Binaya çıkan çifte merdivenlerden -elbette- birini tırmanırken, içimdeki -zaten fırsat bekleyen- tip hemen söylenmeye başladı: "İnşallah bugün -benim bilemediğim- resmi tatil icap ettiren bir bayramı idrak ediyor değilizdir? -ya da ne bileyim- yemek saati, namaz vakti falan?"

Kapıya dayandığımda: "Sus bakim!

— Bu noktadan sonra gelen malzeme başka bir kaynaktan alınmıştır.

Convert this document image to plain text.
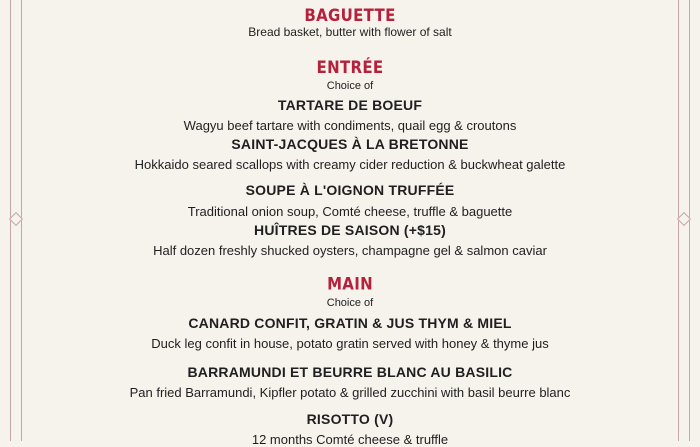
BAGUETTE
Bread basket, butter with flower of salt
ENTRÉE
Choice of
TARTARE DE BOEUF
Wagyu beef tartare with condiments, quail egg & croutons
SAINT-JACQUES À LA BRETONNE
Hokkaido seared scallops with creamy cider reduction & buckwheat galette
SOUPE À L'OIGNON TRUFFÉE
Traditional onion soup, Comté cheese, truffle & baguette
HUÎTRES DE SAISON (+$15)
Half dozen freshly shucked oysters, champagne gel & salmon caviar
MAIN
Choice of
CANARD CONFIT, GRATIN & JUS THYM & MIEL
Duck leg confit in house, potato gratin served with honey & thyme jus
BARRAMUNDI ET BEURRE BLANC AU BASILIC
Pan fried Barramundi, Kipfler potato & grilled zucchini with basil beurre blanc
RISOTTO (V)
12 months Comté cheese & truffle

Seni uğursuz şey." dedim.. "Görmüyor musun? Şu görevli hanım üstelik bizi karşılamaya geliyor."

'Bizi' diyerek onu da adam yerine koymamdan gayet memnun olan Tip Efendi susmuştu.. (Tamam canım tamam!. ne söz vermiştik.. Sakin oluyoruz.. evvet.. geçtii!)

Gerçekten de daha kapıdan girer girmez, bir masada oturmakta olan, -benim bildiğim memur zihniyetinden zerre nasibini almamış- 'müdüranım' havalarındaki bir kadın, "Aman efendim hoş geldiniz!" diyerek ayağa fırladı..
Onun karşısında bi yerde konuşlanmış hizmetli görünümlü bir kız da -hemen akabinde- elinde sergi broşürüyle peşimden koşuşturmaya başladı..

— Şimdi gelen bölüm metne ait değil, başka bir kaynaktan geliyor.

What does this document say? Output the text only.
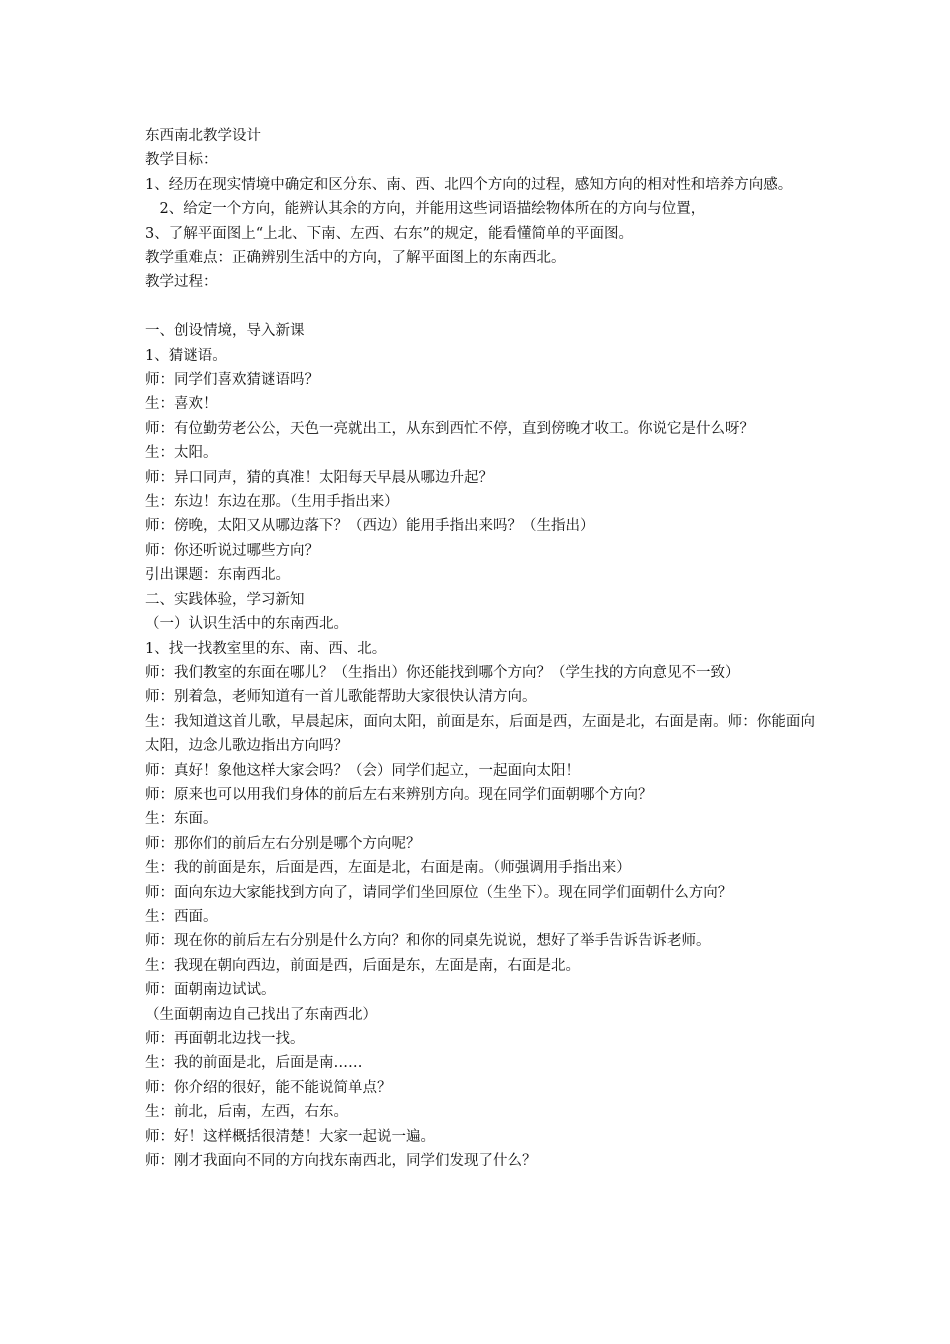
东西南北教学设计

教学目标：

1、经历在现实情境中确定和区分东、南、西、北四个方向的过程，感知方向的相对性和培养方向感。

　2、给定一个方向，能辨认其余的方向，并能用这些词语描绘物体所在的方向与位置，

3、了解平面图上“上北、下南、左西、右东”的规定，能看懂简单的平面图。

教学重难点：正确辨别生活中的方向，了解平面图上的东南西北。

教学过程：

一、创设情境，导入新课

1、猜谜语。

师：同学们喜欢猜谜语吗？

生：喜欢！

师：有位勤劳老公公，天色一亮就出工，从东到西忙不停，直到傍晚才收工。你说它是什么呀？

生：太阳。

师：异口同声，猜的真准！太阳每天早晨从哪边升起？

生：东边！东边在那。（生用手指出来）

师：傍晚，太阳又从哪边落下？（西边）能用手指出来吗？（生指出）

师：你还听说过哪些方向？

引出课题：东南西北。

二、实践体验，学习新知

（一）认识生活中的东南西北。

1、找一找教室里的东、南、西、北。

师：我们教室的东面在哪儿？（生指出）你还能找到哪个方向？（学生找的方向意见不一致）

师：别着急，老师知道有一首儿歌能帮助大家很快认清方向。

生：我知道这首儿歌，早晨起床，面向太阳，前面是东，后面是西，左面是北，右面是南。师：你能面向太阳，边念儿歌边指出方向吗？

师：真好！象他这样大家会吗？（会）同学们起立，一起面向太阳！

师：原来也可以用我们身体的前后左右来辨别方向。现在同学们面朝哪个方向？

生：东面。

师：那你们的前后左右分别是哪个方向呢？

生：我的前面是东，后面是西，左面是北，右面是南。（师强调用手指出来）

师：面向东边大家能找到方向了，请同学们坐回原位（生坐下）。现在同学们面朝什么方向？

生：西面。

师：现在你的前后左右分别是什么方向？和你的同桌先说说，想好了举手告诉告诉老师。

生：我现在朝向西边，前面是西，后面是东，左面是南，右面是北。

师：面朝南边试试。

（生面朝南边自己找出了东南西北）

师：再面朝北边找一找。

生：我的前面是北，后面是南……

师：你介绍的很好，能不能说简单点？

生：前北，后南，左西，右东。

师：好！这样概括很清楚！大家一起说一遍。

师：刚才我面向不同的方向找东南西北，同学们发现了什么？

Bu manzara karşısında hemen anladım -ki bilirsiniz benden kaçmaz- galiba bu sergiye pek kimseler uğramıyordu..
Gayet değerli bir misafir gibi karşılanmış, içeriye buyur edilmiştim..

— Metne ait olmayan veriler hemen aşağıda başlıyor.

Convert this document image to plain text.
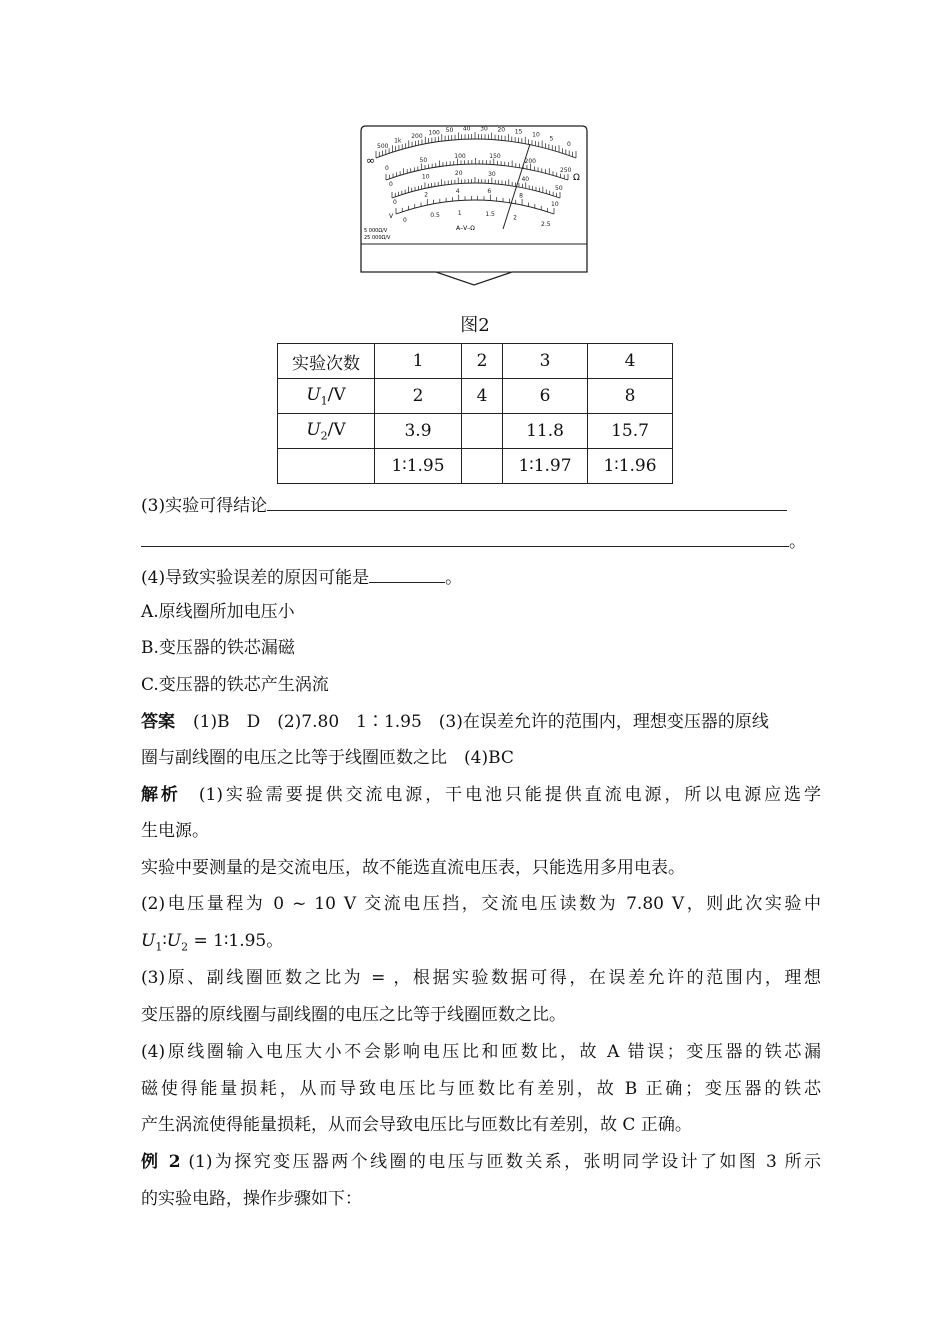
∞
Ω
V
A–V–Ω
5 000Ω/V
25 000Ω/V
500
1k
200 100 50 40 30 20 15 10
5
0
0
50
100	150
200
250
0
10	20	30
40
50
0
2
4	6
8
10
0
0.5	1	1.5
2
2.5
图2
实验次数	1	2	3	4
$U_1/V$	2	4	6	8
$U_2/V$	3.9		11.8	15.7
	1∶1.95		1∶1.97	1∶1.96
(3)实验可得结论
。
(4)导致实验误差的原因可能是	。
A.原线圈所加电压小
B.变压器的铁芯漏磁
C.变压器的铁芯产生涡流
答案 (1)B　D　(2)7.80　1∶1.95　(3)在误差允许的范围内，理想变压器的原线
圈与副线圈的电压之比等于线圈匝数之比　(4)BC
解析 (1)实验需要提供交流电源，干电池只能提供直流电源，所以电源应选学
生电源。
实验中要测量的是交流电压，故不能选直流电压表，只能选用多用电表。
(2)电压量程为 0 ~ 10 V 交流电压挡，交流电压读数为 7.80 V，则此次实验中
$U_1∶U_2$ = 1∶1.95。
(3)原、副线圈匝数之比为 = ，根据实验数据可得，在误差允许的范围内，理想
变压器的原线圈与副线圈的电压之比等于线圈匝数之比。
(4)原线圈输入电压大小不会影响电压比和匝数比，故 A 错误；变压器的铁芯漏
磁使得能量损耗，从而导致电压比与匝数比有差别，故 B 正确；变压器的铁芯
产生涡流使得能量损耗，从而会导致电压比与匝数比有差别，故 C 正确。
例 2 (1)为探究变压器两个线圈的电压与匝数关系，张明同学设计了如图 3 所示
的实验电路，操作步骤如下：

Umduğumun aksine, içerinin havası en az dışarısı kadar sıcaktı.. Serginin devam ettiği bir üst kata çıktığımda, bu sıcaklığı dahi arayacağım hiç aklıma gelmezdi..
Belli ki klima sistemi burası için bir zorunluluktu.. İnşallah, bunca işin arasında bu minik ayrıntı unutulmamıştı.. Bu arada bana n’oluyordu? Aman allahım! yoksa bi çeşit Hıncal Uluç mu oluyordum?!



Arap yağı bol bulunca..

Yeniden parlatılan duvarlarda ve özellikle tavanlardaki resimler, bezemeler, sergilenen resimleri dahi tam anlamıyla bastırmıştı.. Sürekli tavana bakmaktan boynuma ağrılar girdi valla..
Özellikle altın yaldızlı süslemelerin -zevkime hiç uymasa da- göz almamasının mümkünü yoktu..
Bu konuda hiç bir uzmanlığım bulunmuyor elbette; ancak, süslemelerin restorasyon sırasında belki de biraz fazla abartılmış olabileceğini -ukalaca da olsa- söylemek isterim..



İsterim de söylerim de.. Ancak şu an yeniden düşününce ve kendime: "Bir saraydan bahsediyorsun oğlum.. Orasını süslemeyecekler de seni mi bezeyecekler?" deyu sorduğumda -utanıp sıkılmadan- geri adım atıp, kendimi tekzip etmekten de çekinmem arkadaş! Bu böyle biline..

Ahşap döşemeler ara ara yine gıcırdıyordu ama yeni bir beste yapmaya yetecek kalite ve kantite özellikleri göstermiyordu doğrusu..

Sanma ki kafamdan yazıyorum.. (Nerde o kafa, nerde o günler.) Kaynak buldum da sıralıyorum: Osman Hamdi Bey, Şeker Ahmet Paşa, Süleyman Seyyid, Nazmi Ziya, İbrahim Çallı, Feyhaman Duran, Hikmet Onat, Şeref Akdik, Şefik Bursalı ve daha bir çok sanatçımızın, bir çoğuna ezelden aşina olduğum, bir kısmıyla da yeni müşerref olduğum eserlerini gördüm, memnun oldum..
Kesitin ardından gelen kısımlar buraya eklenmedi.